Cabe preguntarse, entonces, acerca de la defensa que en Occidente se hace de la legitimidad y legalidad de Hamás. Esto empezando por la actitud de la ONU respecto a un régimen que se confiesa genocida. La defensa sistemática que Naciones Unidas hace del régimen de Hamás es tan repugnante como si lo hiciera con el régimen de Hitler. En 1939 nadie puso en duda la necesidad de acabar con un régimen totalitario y se consideró que un Estado genocida era la negación misma del derecho internacional y humanitario. Hoy se hace justo lo contrario y es como si la "comunidad internacional" se indignara cuando los aliados atacaban la Alemania nazi. Y de nada vale la excusa del poder o de la desproporción entre la Alemania del Nationalsozialistische Deutsche Arbeiterpartei y la Gaza del Harakat al-Muqáwama al-Islamiya, porque los delitos y los crímenes no se definen "al peso" o según espectacularidad, sino según las intenciones y los actos de los culpables. Y los de Hamás están claros.

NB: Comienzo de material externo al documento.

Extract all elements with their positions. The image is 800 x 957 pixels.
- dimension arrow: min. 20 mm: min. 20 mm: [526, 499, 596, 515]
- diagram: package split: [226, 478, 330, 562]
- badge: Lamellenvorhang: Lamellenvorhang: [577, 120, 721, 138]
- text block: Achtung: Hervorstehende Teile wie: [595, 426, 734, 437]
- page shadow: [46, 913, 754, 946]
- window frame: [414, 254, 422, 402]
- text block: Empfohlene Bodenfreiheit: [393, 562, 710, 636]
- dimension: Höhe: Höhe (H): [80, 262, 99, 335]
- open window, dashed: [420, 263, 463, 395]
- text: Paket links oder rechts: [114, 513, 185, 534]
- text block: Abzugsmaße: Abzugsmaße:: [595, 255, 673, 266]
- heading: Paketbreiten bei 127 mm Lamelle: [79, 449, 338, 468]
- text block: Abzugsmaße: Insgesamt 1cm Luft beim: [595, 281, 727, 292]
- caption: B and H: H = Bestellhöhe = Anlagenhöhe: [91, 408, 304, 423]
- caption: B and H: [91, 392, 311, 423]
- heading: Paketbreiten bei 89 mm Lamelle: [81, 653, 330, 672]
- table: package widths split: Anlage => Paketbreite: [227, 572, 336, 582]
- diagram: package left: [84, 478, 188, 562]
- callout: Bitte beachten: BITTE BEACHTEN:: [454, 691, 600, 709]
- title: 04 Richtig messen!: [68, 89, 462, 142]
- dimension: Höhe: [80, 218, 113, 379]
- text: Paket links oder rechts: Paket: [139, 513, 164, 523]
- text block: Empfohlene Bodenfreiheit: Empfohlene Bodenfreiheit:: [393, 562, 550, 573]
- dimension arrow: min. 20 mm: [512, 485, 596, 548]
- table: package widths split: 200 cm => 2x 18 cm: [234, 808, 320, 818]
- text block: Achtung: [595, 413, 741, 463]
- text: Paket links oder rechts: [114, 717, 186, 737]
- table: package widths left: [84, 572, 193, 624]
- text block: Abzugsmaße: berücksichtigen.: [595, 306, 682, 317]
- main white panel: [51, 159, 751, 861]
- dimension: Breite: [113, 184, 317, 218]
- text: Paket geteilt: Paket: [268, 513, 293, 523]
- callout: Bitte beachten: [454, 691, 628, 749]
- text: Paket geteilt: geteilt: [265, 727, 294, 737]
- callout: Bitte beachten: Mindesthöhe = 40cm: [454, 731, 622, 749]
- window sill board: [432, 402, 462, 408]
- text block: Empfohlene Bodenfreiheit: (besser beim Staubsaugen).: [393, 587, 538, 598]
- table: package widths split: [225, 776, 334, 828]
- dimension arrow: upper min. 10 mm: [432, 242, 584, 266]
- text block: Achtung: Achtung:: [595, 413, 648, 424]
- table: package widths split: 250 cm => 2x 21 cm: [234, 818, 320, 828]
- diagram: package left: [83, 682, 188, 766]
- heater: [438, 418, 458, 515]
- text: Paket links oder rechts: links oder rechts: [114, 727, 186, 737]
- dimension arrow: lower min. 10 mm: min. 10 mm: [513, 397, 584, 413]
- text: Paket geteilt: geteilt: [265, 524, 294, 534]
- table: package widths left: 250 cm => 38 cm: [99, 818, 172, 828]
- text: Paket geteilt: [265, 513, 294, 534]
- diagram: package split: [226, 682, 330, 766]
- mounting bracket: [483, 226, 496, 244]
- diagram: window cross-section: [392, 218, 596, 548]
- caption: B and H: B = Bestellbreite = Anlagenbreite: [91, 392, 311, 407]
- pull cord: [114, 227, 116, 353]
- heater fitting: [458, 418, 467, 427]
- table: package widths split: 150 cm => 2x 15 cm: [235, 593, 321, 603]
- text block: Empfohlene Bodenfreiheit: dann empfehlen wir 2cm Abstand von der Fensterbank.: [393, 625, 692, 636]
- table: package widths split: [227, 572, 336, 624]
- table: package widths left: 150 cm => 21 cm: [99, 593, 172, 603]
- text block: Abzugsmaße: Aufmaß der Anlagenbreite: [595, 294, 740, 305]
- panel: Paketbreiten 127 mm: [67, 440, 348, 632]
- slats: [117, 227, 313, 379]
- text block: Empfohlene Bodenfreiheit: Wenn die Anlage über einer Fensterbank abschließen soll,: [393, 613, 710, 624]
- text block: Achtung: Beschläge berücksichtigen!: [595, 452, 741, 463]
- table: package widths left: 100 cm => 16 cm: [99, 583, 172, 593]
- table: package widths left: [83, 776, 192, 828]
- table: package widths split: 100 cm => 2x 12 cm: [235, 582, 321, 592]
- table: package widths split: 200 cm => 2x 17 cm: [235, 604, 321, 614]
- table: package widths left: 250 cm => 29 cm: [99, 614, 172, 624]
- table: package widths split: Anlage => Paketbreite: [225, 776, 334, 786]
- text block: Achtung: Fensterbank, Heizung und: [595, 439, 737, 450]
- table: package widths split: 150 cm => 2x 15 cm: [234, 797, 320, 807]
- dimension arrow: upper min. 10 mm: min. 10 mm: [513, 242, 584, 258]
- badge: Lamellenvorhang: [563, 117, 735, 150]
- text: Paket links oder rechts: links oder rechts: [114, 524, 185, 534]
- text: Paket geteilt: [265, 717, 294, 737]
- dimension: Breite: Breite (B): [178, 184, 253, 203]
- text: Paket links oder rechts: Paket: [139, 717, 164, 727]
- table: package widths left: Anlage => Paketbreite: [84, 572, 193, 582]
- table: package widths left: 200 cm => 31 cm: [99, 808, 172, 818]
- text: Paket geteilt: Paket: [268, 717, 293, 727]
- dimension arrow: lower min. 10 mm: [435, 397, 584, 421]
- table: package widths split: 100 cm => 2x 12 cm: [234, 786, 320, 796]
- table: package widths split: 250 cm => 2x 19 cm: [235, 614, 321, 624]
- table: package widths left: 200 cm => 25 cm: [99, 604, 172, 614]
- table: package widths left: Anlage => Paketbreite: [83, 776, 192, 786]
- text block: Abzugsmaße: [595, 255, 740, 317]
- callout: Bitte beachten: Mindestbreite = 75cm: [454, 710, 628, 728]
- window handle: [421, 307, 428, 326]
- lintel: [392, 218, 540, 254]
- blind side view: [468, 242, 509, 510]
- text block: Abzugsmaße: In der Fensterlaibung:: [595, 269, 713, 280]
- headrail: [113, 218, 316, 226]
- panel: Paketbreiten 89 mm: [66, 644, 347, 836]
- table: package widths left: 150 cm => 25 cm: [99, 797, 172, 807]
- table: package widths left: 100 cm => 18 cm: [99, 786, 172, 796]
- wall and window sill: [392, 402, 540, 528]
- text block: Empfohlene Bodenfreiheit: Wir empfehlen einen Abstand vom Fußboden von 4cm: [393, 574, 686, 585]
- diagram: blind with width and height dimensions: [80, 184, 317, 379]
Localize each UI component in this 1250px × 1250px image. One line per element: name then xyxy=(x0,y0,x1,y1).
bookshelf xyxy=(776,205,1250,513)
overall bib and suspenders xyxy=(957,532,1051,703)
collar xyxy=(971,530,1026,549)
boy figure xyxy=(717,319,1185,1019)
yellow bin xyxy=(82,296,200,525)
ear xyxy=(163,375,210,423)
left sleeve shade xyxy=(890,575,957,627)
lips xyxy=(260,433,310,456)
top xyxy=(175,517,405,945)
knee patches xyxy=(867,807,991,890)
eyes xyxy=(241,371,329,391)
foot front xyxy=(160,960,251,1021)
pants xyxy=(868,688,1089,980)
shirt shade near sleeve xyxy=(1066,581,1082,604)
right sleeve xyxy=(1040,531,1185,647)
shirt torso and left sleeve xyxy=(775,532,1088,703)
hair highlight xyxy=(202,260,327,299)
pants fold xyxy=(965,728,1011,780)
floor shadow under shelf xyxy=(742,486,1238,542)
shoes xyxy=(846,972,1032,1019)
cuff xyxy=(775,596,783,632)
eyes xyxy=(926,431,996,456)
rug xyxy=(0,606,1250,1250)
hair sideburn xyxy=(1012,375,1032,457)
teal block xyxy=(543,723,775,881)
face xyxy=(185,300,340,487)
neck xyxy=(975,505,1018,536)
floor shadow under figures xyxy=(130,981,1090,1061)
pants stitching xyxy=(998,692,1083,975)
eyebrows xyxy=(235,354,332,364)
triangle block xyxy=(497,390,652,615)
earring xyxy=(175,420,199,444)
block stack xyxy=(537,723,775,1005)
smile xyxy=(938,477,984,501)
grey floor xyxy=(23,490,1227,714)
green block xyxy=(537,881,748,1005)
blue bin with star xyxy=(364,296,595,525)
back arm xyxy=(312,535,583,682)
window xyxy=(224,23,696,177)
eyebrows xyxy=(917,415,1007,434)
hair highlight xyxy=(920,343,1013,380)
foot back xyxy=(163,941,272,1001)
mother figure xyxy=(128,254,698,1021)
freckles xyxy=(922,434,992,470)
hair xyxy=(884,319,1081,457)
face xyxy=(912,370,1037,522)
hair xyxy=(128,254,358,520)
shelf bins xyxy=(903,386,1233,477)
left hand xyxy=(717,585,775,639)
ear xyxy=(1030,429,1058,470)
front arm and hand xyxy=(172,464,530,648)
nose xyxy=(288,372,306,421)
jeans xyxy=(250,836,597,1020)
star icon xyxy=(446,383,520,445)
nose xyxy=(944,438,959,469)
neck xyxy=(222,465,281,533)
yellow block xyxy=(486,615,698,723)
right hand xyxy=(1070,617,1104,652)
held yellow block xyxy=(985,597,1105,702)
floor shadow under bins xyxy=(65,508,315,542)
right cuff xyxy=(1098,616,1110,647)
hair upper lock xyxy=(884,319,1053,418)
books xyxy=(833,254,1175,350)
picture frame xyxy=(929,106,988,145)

No sólo es la ONU la que pasa por alto el genocidio premeditado de Hamás. Quienes en España y Europa defienden al movimiento totalitario están negando y ocultando deliberadamente el hecho de que se trata de un grupo que tiene por finalidad acabar con un grupo racial, religioso y cultural. Niegan que la finalidad de Hamás sea el genocidio del pueblo judío. Así que si a alguien puede aplicarse el término negacionista en el peor sentido del término es a todos aquellos que actúan como si Hamás no fuese un grupo genocida, y esconden y disculpan lo que es un crimen contra la humanidad reconocido por ellos mismos. Mal está negar hechos históricos aberrantes; peor está negar y ocultar que alguien está dispuesto en el presente a repetirlos. Y es lo que pasa hoy en día con el genocidio proyectado por Hamás y el negacionismo de lo que es un crimen contra la humanidad. Habrá que profundizar en la búsqueda de las responsabilidades que de ello se podrían derivar.